The Brazilian Federal Police and Interpol captured one of the people accused of the murder of journalist and writer Rodolfo Walsh, who was killed in March 1977 during the last dictatorship in Argentina, according to newspaper Zero Hora. Walsh was also a militant of the Montoneros, an extreme left-wing Peronist guerrilla group.
Former police officer Roberto Oscar González, 64, was a member of the task force of the School of Mechanics of the of the Argentina Navy (ESMA for its acronym in Spanish) and is accused of various crimes against humanity committed during the last Argentine dictatorship, among them, being part of the operation that ended Walsh’s life, reported newspaper La Nación.
González was captured in the town of Viamão near Porto Alegre, the capital of Rio Grande do Sul, where he lived for more than 10 years. Interpol had issued a warrant for his arrest, according to O Globo. After his arrest, González was detained pending authorization of his extradition to Argentina.
The journalist’s murder occurred a year after the military coup that overthrew Isabel Perón, O Globo said. According to records, on that afternoon in 1977, Walsh was intercepted by a group of members of different armed and security forces, according to La Nación. The journalist was shot by a group consisting of 25 to 30 people when he tried to pull a gun. His lifeless body was taken to ESMA, but it was never found, Telam reported.
Some informants claimed that the group’s intention was to capture him alive to torture and obtain information since Walsh was designated to be the “chief of intelligence of the Montoneros organization,” La Nación reported.
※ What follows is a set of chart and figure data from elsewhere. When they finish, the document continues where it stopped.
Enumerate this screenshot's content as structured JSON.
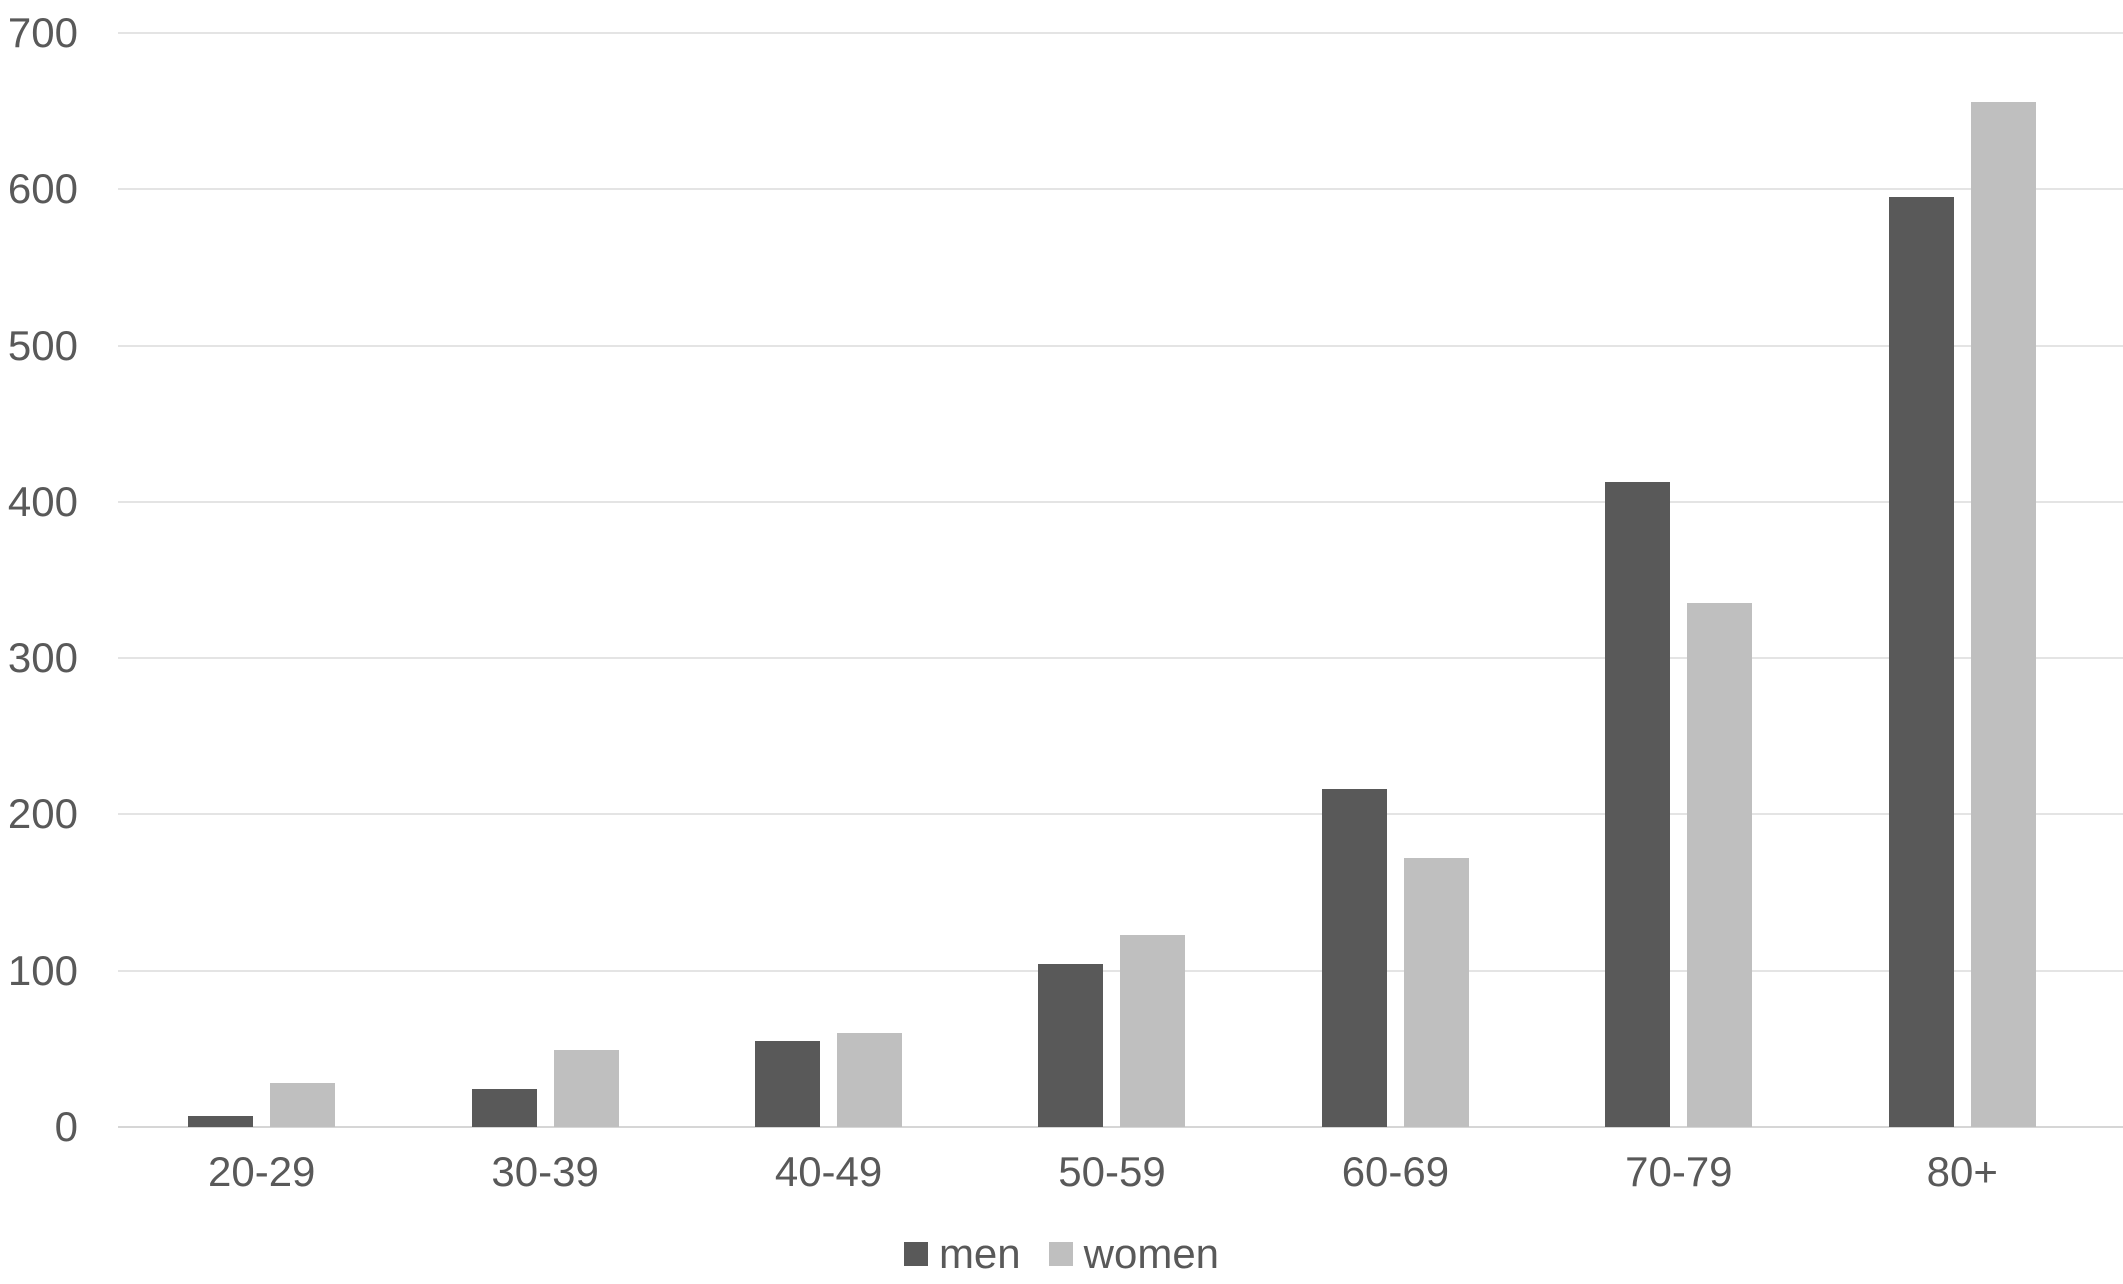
{
  "chart_data": {
    "type": "bar",
    "title": "",
    "xlabel": "",
    "ylabel": "",
    "categories": [
      "20-29",
      "30-39",
      "40-49",
      "50-59",
      "60-69",
      "70-79",
      "80+"
    ],
    "series": [
      {
        "name": "men",
        "color": "#595959",
        "values": [
          7,
          24,
          55,
          104,
          216,
          413,
          595
        ]
      },
      {
        "name": "women",
        "color": "#bfbfbf",
        "values": [
          28,
          49,
          60,
          123,
          172,
          335,
          656
        ]
      }
    ],
    "ylim": [
      0,
      700
    ],
    "y_ticks": [
      0,
      100,
      200,
      300,
      400,
      500,
      600,
      700
    ],
    "grid": "horizontal gridlines, no vertical axis line",
    "legend_position": "bottom-center",
    "styles": {
      "background": "#ffffff",
      "gridline_color": "#e4e4e4",
      "baseline_color": "#d6d6d6",
      "tick_label_color": "#595959"
    }
  }
}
Walsh was known for his journalistic work fused with is militancy. His book of investigative journalism, Operation Slaughter (Operación Masacre), has been one of the most recognized but he is also remembered for his participation in the founding of the Cuban agency Prensa Latina, the newspaper of the CGT of the Argentines, the newspaper Noticias, and the clandestine agency Ancla “from which he resisted the last dictatorship,” according to Telam.
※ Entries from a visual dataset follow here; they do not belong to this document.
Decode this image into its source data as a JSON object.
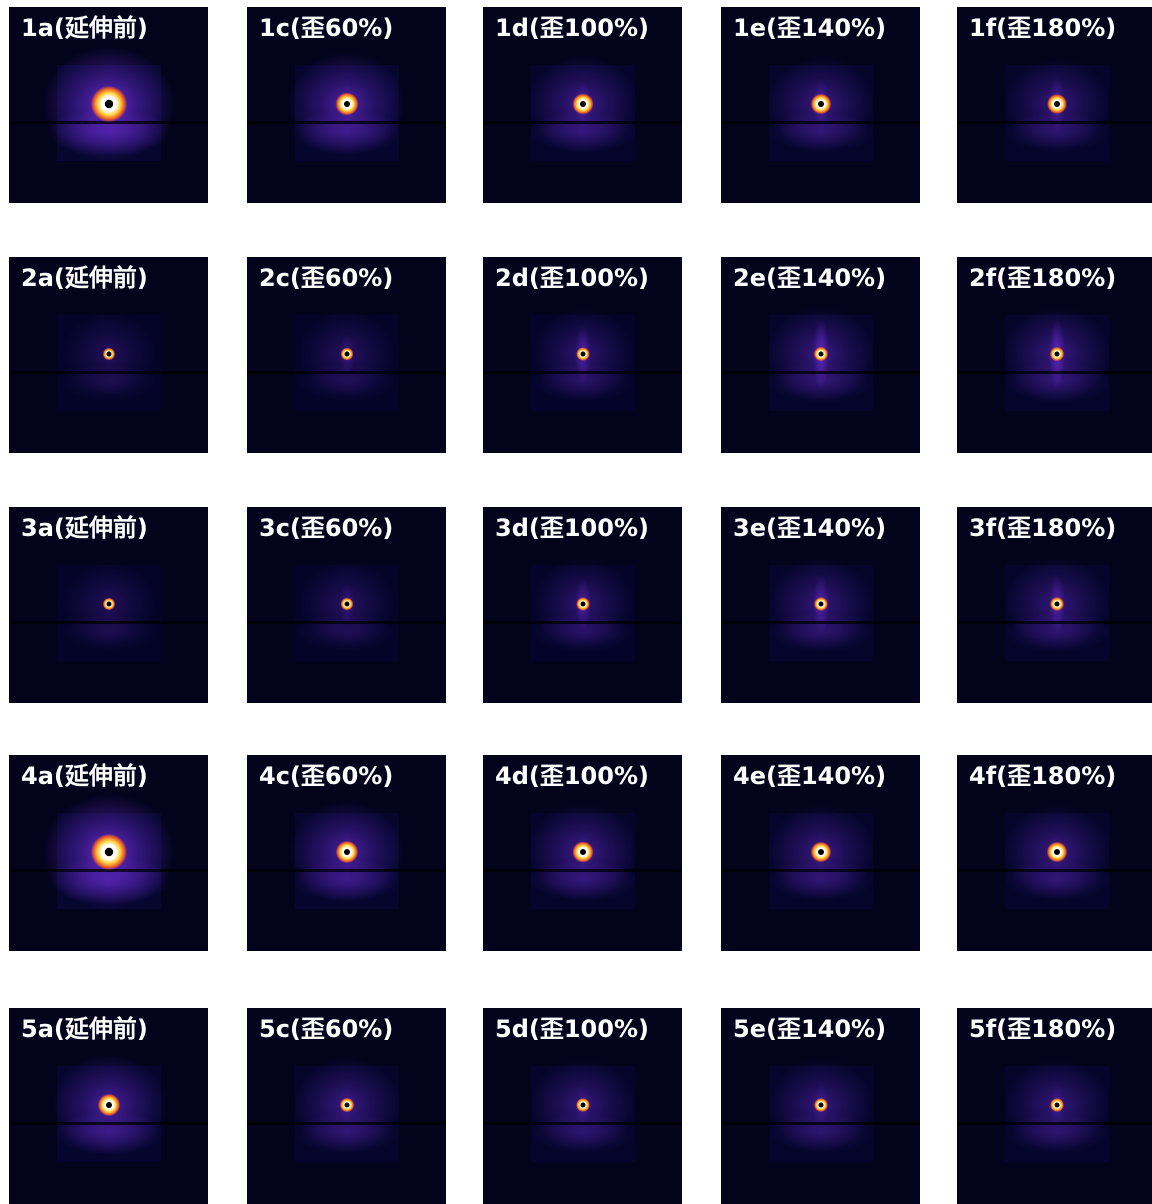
{
  "colors": {
    "background": "#03031c",
    "halo_glow": "#6a2bd6",
    "ring_core": "#ffffff",
    "ring_mid": "#ffd23a",
    "ring_outer": "#e8572b",
    "beamstop": "#000000"
  },
  "grid": {
    "rows": [
      {
        "sample": "1",
        "panels": [
          {
            "label": "1a(延伸前)",
            "glow_intensity": 1.0,
            "spot_size": "large",
            "vertical_streak": 0.2
          },
          {
            "label": "1c(歪60%)",
            "glow_intensity": 0.75,
            "spot_size": "medium",
            "vertical_streak": 0.3
          },
          {
            "label": "1d(歪100%)",
            "glow_intensity": 0.6,
            "spot_size": "medium",
            "vertical_streak": 0.4
          },
          {
            "label": "1e(歪140%)",
            "glow_intensity": 0.55,
            "spot_size": "medium",
            "vertical_streak": 0.45
          },
          {
            "label": "1f(歪180%)",
            "glow_intensity": 0.5,
            "spot_size": "medium",
            "vertical_streak": 0.5
          }
        ]
      },
      {
        "sample": "2",
        "panels": [
          {
            "label": "2a(延伸前)",
            "glow_intensity": 0.3,
            "spot_size": "small",
            "vertical_streak": 0.1
          },
          {
            "label": "2c(歪60%)",
            "glow_intensity": 0.35,
            "spot_size": "small",
            "vertical_streak": 0.3
          },
          {
            "label": "2d(歪100%)",
            "glow_intensity": 0.45,
            "spot_size": "small",
            "vertical_streak": 0.6
          },
          {
            "label": "2e(歪140%)",
            "glow_intensity": 0.55,
            "spot_size": "small",
            "vertical_streak": 0.8
          },
          {
            "label": "2f(歪180%)",
            "glow_intensity": 0.55,
            "spot_size": "small",
            "vertical_streak": 0.8
          }
        ]
      },
      {
        "sample": "3",
        "panels": [
          {
            "label": "3a(延伸前)",
            "glow_intensity": 0.3,
            "spot_size": "small",
            "vertical_streak": 0.1
          },
          {
            "label": "3c(歪60%)",
            "glow_intensity": 0.35,
            "spot_size": "small",
            "vertical_streak": 0.3
          },
          {
            "label": "3d(歪100%)",
            "glow_intensity": 0.45,
            "spot_size": "small",
            "vertical_streak": 0.5
          },
          {
            "label": "3e(歪140%)",
            "glow_intensity": 0.5,
            "spot_size": "small",
            "vertical_streak": 0.6
          },
          {
            "label": "3f(歪180%)",
            "glow_intensity": 0.5,
            "spot_size": "small",
            "vertical_streak": 0.6
          }
        ]
      },
      {
        "sample": "4",
        "panels": [
          {
            "label": "4a(延伸前)",
            "glow_intensity": 1.0,
            "spot_size": "large",
            "vertical_streak": 0.2
          },
          {
            "label": "4c(歪60%)",
            "glow_intensity": 0.7,
            "spot_size": "medium",
            "vertical_streak": 0.2
          },
          {
            "label": "4d(歪100%)",
            "glow_intensity": 0.6,
            "spot_size": "medium",
            "vertical_streak": 0.2
          },
          {
            "label": "4e(歪140%)",
            "glow_intensity": 0.55,
            "spot_size": "medium",
            "vertical_streak": 0.2
          },
          {
            "label": "4f(歪180%)",
            "glow_intensity": 0.55,
            "spot_size": "medium",
            "vertical_streak": 0.2
          }
        ]
      },
      {
        "sample": "5",
        "panels": [
          {
            "label": "5a(延伸前)",
            "glow_intensity": 0.7,
            "spot_size": "medium",
            "vertical_streak": 0.15
          },
          {
            "label": "5c(歪60%)",
            "glow_intensity": 0.55,
            "spot_size": "small",
            "vertical_streak": 0.2
          },
          {
            "label": "5d(歪100%)",
            "glow_intensity": 0.5,
            "spot_size": "small",
            "vertical_streak": 0.25
          },
          {
            "label": "5e(歪140%)",
            "glow_intensity": 0.5,
            "spot_size": "small",
            "vertical_streak": 0.3
          },
          {
            "label": "5f(歪180%)",
            "glow_intensity": 0.5,
            "spot_size": "small",
            "vertical_streak": 0.3
          }
        ]
      }
    ]
  }
}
On the day of his murder, he had sent a famous open letter to the military junta publicly denouncing “the plan of extermination of the dictatorship,” Infobae reported.
Living with González was Pedro Osvaldo Salvia, another former police officer accused of participating in the assassination of Walsh who also had an arrest warrant from Interpol. However, Salvia died on June 17 due to heart failure, O Globo reported. His body is pending transfer to Argentina.
In addition to González and Salvia, eight other police officers have been accused of Walsh’s murder, none of whom have been captured, Telam reported.